IV

Les mœurs et la société ont tellement changé depuis la Révolution que je veux retracer avec détail ce que je me rappelle de la manière de vivre de mes parents.

Mon grand-oncle, l'archevêque de Narbonne, allait peu ou point dans son diocèse. Président, par son siège, des États du Languedoc, il se rendait dans cette province uniquement pour présider les États qui ne duraient que six semaines pendant les mois de novembre et de décembre. Dès qu'ils étaient terminés, il revenait à Paris sous prétexte que les intérêts de sa province réclamaient impérieusement sa présence à la Cour, mais, en réalité, pour vivre en grand seigneur à Paris et en courtisan à Versailles.

Outre l'archevêché de Narbonne, qui valait 250.000 francs, il avait l'abbaye de Saint-Étienne de Caen, qui en valait 110.000, une autre petite encore qu'il échangea plus tard pour celle de Cigny, qui en valait 90.000. Il recevait plus de 50.000 à 60.000 francs pour donner à dîner pendant tous les jours pendant les États. Il semble qu'avec une pareille fortune, il aurait pu vivre honorablement et ne pas se déranger; et malgré tout il en était toujours aux expédients. Le luxe pourtant n'était pas grand dans la maison. Il tenait à Paris un état noble, mais simple. L'ordinaire était abondant, mais raisonnable.

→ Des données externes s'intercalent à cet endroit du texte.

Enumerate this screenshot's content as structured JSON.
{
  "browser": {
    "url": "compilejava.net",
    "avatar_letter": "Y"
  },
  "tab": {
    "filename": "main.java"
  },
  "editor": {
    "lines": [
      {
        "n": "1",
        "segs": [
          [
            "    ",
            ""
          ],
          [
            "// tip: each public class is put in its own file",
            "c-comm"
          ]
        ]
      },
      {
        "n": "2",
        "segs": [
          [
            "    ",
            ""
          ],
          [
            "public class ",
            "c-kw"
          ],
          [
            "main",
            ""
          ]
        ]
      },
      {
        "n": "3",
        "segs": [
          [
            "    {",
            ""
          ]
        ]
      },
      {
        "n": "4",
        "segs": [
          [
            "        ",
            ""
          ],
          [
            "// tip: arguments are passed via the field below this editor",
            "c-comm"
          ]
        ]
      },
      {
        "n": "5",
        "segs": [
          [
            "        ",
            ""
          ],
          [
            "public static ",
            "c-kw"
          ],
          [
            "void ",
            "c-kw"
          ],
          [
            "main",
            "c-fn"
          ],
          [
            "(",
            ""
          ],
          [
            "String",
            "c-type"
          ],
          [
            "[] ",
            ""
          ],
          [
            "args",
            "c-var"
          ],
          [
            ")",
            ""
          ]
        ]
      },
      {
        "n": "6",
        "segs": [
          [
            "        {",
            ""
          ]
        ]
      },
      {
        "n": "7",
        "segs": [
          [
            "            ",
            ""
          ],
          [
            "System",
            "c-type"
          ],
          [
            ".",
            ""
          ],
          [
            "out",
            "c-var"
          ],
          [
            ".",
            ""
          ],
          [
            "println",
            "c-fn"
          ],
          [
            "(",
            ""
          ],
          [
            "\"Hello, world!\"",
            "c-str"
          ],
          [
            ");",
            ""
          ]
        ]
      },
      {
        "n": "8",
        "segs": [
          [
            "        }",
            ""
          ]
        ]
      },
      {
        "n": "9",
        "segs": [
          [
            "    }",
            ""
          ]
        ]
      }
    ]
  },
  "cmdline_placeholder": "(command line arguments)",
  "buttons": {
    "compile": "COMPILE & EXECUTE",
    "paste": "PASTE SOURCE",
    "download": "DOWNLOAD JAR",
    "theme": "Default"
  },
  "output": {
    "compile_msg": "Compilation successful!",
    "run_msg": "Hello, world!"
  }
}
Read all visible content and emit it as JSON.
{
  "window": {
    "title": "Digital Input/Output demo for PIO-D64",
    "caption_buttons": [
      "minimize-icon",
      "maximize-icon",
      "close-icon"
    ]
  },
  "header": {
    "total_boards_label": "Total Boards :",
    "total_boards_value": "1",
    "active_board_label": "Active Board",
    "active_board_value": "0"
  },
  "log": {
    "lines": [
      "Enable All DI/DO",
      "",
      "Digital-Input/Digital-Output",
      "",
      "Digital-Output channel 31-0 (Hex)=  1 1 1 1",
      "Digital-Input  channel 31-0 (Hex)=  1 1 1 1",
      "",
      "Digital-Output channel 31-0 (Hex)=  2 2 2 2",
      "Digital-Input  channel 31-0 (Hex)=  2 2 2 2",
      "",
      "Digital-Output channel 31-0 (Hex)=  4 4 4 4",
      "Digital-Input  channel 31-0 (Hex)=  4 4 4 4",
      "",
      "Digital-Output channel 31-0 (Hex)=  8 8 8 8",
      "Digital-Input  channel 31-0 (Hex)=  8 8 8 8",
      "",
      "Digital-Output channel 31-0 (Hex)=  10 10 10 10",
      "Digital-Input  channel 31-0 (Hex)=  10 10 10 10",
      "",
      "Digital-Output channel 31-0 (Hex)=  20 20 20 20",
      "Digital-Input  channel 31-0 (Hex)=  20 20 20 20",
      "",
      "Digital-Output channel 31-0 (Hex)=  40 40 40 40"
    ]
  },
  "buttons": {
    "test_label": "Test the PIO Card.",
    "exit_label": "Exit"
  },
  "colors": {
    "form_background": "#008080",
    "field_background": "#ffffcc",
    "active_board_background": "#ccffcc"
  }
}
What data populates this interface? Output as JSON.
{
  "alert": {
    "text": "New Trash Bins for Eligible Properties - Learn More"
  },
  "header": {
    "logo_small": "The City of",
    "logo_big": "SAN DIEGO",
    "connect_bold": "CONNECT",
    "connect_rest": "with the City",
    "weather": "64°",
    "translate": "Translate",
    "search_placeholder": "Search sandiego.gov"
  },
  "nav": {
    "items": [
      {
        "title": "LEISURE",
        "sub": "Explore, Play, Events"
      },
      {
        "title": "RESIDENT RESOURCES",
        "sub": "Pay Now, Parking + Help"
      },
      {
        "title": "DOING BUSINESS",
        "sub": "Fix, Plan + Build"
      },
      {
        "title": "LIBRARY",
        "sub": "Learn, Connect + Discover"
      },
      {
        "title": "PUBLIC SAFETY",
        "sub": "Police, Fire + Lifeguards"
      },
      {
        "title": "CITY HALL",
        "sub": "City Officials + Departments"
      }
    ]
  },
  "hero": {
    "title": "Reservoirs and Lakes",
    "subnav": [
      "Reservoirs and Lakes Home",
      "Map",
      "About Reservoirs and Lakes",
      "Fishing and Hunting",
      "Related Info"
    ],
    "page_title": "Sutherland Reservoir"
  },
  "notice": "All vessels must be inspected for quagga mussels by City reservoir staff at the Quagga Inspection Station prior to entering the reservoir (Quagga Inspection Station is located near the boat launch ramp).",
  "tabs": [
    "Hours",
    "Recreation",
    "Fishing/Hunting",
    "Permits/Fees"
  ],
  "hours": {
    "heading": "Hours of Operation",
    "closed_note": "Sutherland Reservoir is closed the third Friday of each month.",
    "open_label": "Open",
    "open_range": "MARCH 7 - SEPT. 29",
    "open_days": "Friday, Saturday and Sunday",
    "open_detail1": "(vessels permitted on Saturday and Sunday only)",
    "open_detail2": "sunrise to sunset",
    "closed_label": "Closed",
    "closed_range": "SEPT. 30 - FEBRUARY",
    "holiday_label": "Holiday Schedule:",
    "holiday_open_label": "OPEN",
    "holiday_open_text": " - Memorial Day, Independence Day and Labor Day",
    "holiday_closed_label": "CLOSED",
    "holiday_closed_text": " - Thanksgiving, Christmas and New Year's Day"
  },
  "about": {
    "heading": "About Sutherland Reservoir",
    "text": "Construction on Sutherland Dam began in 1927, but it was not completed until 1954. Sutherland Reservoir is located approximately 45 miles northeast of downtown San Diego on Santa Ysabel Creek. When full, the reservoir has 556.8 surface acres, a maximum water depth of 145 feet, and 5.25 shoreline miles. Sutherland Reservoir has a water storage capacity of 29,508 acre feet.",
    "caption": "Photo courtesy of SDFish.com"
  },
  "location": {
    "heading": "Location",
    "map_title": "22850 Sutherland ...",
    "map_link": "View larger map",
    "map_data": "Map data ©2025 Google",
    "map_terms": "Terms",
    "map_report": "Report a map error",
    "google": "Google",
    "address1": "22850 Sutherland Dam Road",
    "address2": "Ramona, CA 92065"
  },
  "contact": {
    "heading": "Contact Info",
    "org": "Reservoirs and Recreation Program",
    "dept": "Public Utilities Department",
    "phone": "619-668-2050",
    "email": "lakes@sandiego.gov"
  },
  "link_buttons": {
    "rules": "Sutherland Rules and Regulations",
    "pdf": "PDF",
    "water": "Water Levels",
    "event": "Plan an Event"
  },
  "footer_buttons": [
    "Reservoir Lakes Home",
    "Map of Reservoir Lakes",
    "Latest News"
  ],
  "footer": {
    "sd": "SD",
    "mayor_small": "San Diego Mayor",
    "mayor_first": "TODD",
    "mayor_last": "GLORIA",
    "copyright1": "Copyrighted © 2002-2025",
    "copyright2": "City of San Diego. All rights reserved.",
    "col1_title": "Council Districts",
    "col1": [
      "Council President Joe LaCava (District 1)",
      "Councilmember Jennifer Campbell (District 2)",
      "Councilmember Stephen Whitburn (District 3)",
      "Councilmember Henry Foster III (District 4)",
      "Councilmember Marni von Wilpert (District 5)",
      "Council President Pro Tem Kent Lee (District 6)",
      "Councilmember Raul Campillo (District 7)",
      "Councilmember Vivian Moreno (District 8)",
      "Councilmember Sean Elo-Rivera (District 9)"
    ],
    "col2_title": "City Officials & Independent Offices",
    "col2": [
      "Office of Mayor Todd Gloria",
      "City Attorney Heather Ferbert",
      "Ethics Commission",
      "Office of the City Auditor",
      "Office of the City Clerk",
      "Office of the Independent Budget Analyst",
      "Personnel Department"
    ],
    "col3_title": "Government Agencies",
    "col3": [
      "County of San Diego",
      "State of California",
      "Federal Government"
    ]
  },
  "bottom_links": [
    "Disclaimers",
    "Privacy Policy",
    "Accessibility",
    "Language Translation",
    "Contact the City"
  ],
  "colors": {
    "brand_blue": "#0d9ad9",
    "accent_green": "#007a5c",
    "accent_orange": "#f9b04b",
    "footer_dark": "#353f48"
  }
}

Il n'y avait jamais à cette époque de grands dîners, parce que l'on dînait de bonne heure, à 2 heures et demie ou à 3 heures au plus tard. Les femmes étaient quelque fois coiffées, mais jamais habillées pour dîner. Les hommes au contraire l'étaient presque toujours et jamais en frac ni en uniforme, mais en habits habillés, brodés ou unis, selon leur âge ou leur goût. Ceux qui n'allaient pas dans le monde, le soir, ou le maître de la maison, étaient en frac et en négligé, car la nécessité de mettre son chapeau dérangeait le fragile édifice du toupet frisé et poudré à frimas. Après le dîner on causait: quelquefois on faisait une partie de trictrac. Les femmes allaient s'habiller, les hommes les attendaient pour aller au spectacle, s'ils devaient y assister dans la même loge. Restait-on chez soi, on avait des visites tout l'après-dîner et à 9 heures et demie seulement arrivaient les personnes qui venaient souper.

C'était là le véritable moment de la société. Il y avait deux sortes de soupers, ceux des personnes qui en donnaient tous les jours, ce qui permettait à un certain nombre de gens d'y venir quand ils voulaient, et les soupers priés, plus ou moins nombreux et brillants. Je parle du temps de mon enfance, c'est-à-dire de 1778 à 1784. Toutes les toilettes, toute l'élégance, tout ce que la belle et bonne société de Paris pouvait offrir de recherché et de séduisant se trouvaient à ces soupers. C'était une grande affaire, dans ce bon temps où l'on n'avait pas encore songé à la représentation nationale, que la liste d'un souper. Que d'intérêts à ménager! que de gens à réunir! que d'importuns à éloigner! Que n'aurait-on pas dit d'un mari qui se serait cru prié dans une maison parce que sa femme l'était! Quelle profonde connaissance des convenances ou des intrigues il fallait avoir! Je n'ai plus vu de ces beaux soupers, mais j'ai vu ma mère s'habiller pour aller chez la maréchale de Luxembourg, à l'hôtel de Choiseul, au Palais-Royal, chez Mme de Montesson.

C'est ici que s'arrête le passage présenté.